Salifou Daran et Michel Bio Alou Sabi Baraga, acteurs culturels, pensent qu’il s’agit d’un ‘’complot’’ contre le peuple Baatonu. « L’empereur s’est retrouvé face à ‘’un complot’’ où il était mis devant le fait accompli. Ce qui désole parce que cette situation perdure depuis l’indépendance à ce jour. Lors des évènements politiques et autres organisés par le gouvernement, très souvent c’est le Dendi que les gens prenaient comme langue vernaculaire pour interpréter ce qui se dit au cours de l’évènement », a dénoncé Michel Bio Alou Sabi Baraga. Ils vont plus loin en soulignant que sous le régime du président Boni Yayi, les gens sont allés jusqu’à cibler des villes où habitent des Baatombu, pour enseigner le Dendi qui est une langue importée. Toute chose qui ne permet pas la promotion de cette langue nationale et la valorisation de sa culture qui pourtant, est connue au-delà des frontières nationales. « Voilà encore le président actuel qui interroge le “Sinaboko” qu’il connait baatonu, s’il comprend le Dendi qui n’est pas sa langue.

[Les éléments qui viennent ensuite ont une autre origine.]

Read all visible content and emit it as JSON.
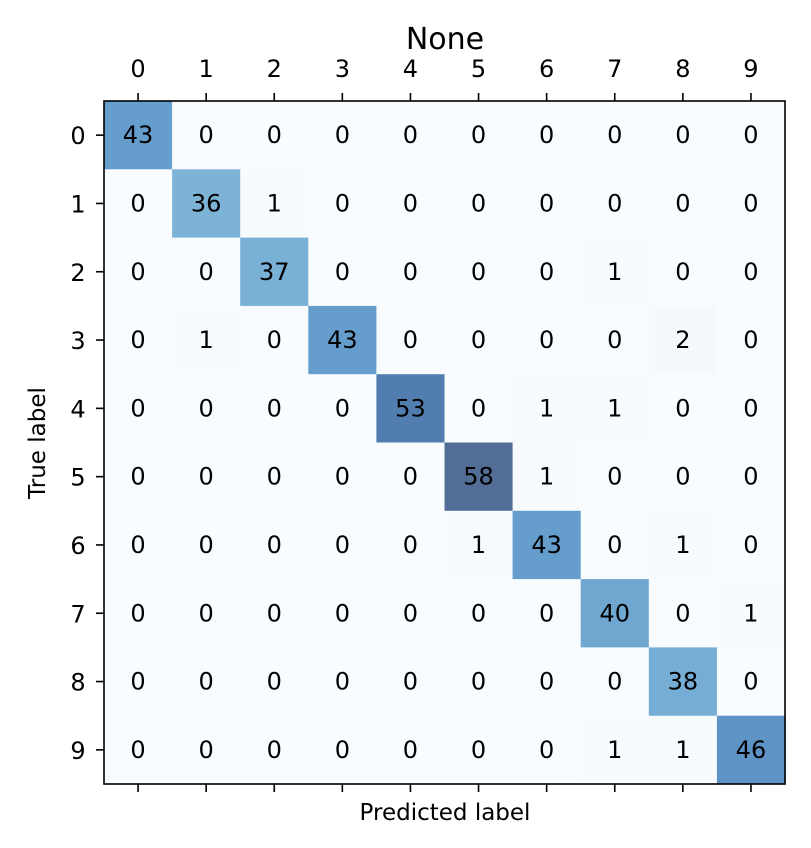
{
  "chart_data": {
    "type": "heatmap",
    "title": "None",
    "xlabel": "Predicted label",
    "ylabel": "True label",
    "x_categories": [
      "0",
      "1",
      "2",
      "3",
      "4",
      "5",
      "6",
      "7",
      "8",
      "9"
    ],
    "y_categories": [
      "0",
      "1",
      "2",
      "3",
      "4",
      "5",
      "6",
      "7",
      "8",
      "9"
    ],
    "values": [
      [
        43,
        0,
        0,
        0,
        0,
        0,
        0,
        0,
        0,
        0
      ],
      [
        0,
        36,
        1,
        0,
        0,
        0,
        0,
        0,
        0,
        0
      ],
      [
        0,
        0,
        37,
        0,
        0,
        0,
        0,
        1,
        0,
        0
      ],
      [
        0,
        1,
        0,
        43,
        0,
        0,
        0,
        0,
        2,
        0
      ],
      [
        0,
        0,
        0,
        0,
        53,
        0,
        1,
        1,
        0,
        0
      ],
      [
        0,
        0,
        0,
        0,
        0,
        58,
        1,
        0,
        0,
        0
      ],
      [
        0,
        0,
        0,
        0,
        0,
        1,
        43,
        0,
        1,
        0
      ],
      [
        0,
        0,
        0,
        0,
        0,
        0,
        0,
        40,
        0,
        1
      ],
      [
        0,
        0,
        0,
        0,
        0,
        0,
        0,
        0,
        38,
        0
      ],
      [
        0,
        0,
        0,
        0,
        0,
        0,
        0,
        1,
        1,
        46
      ]
    ],
    "colormap": "Blues",
    "x_ticks_position": "top",
    "grid": false,
    "legend": "none"
  }
}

On aurait pu prévoir un locuteur baatonu du moment où on a invité une tête couronnée parlant cette langue. C’est comme si nous les Baatombu, nous sommes ciblés malgré notre poids économique », a fait constater Salifou Daran.

Les deux sages ont également dénoncé la désacralisation de la royauté dans le barutem. Pour eux, le roi est un dieu sur terre, et mérite tout le respect dû à son rang. Il est inconcevable qu’un roi soit déplacé de son palais à tous moments et par n’importe qui souvent pour des intérêts personnels. « Le roi ne se déplace pas n’importe comment, il doit rester dans son palais. Et qui a besoin de lui vient le voir. Pour des évènements, il peut se faire représenter par son Premier ministre ou autre ministre de la cour royale. Il ne lui revient pas de quitter le palais lui-même pour assister à des évènements ci et là. C’est déplorable qu’on assiste à ça », s’est insurgé l’enseignant des lycées et collèges à la retraite Michel Bio Alou Baraga. Il invite de ce fait, l’empereur Sabi Naïna III à prendre exemple de ses collègues des pays de la sous-région comme le Burkina Faso et le Nigéria qui attachent du prix à leur tradition et se font respecter.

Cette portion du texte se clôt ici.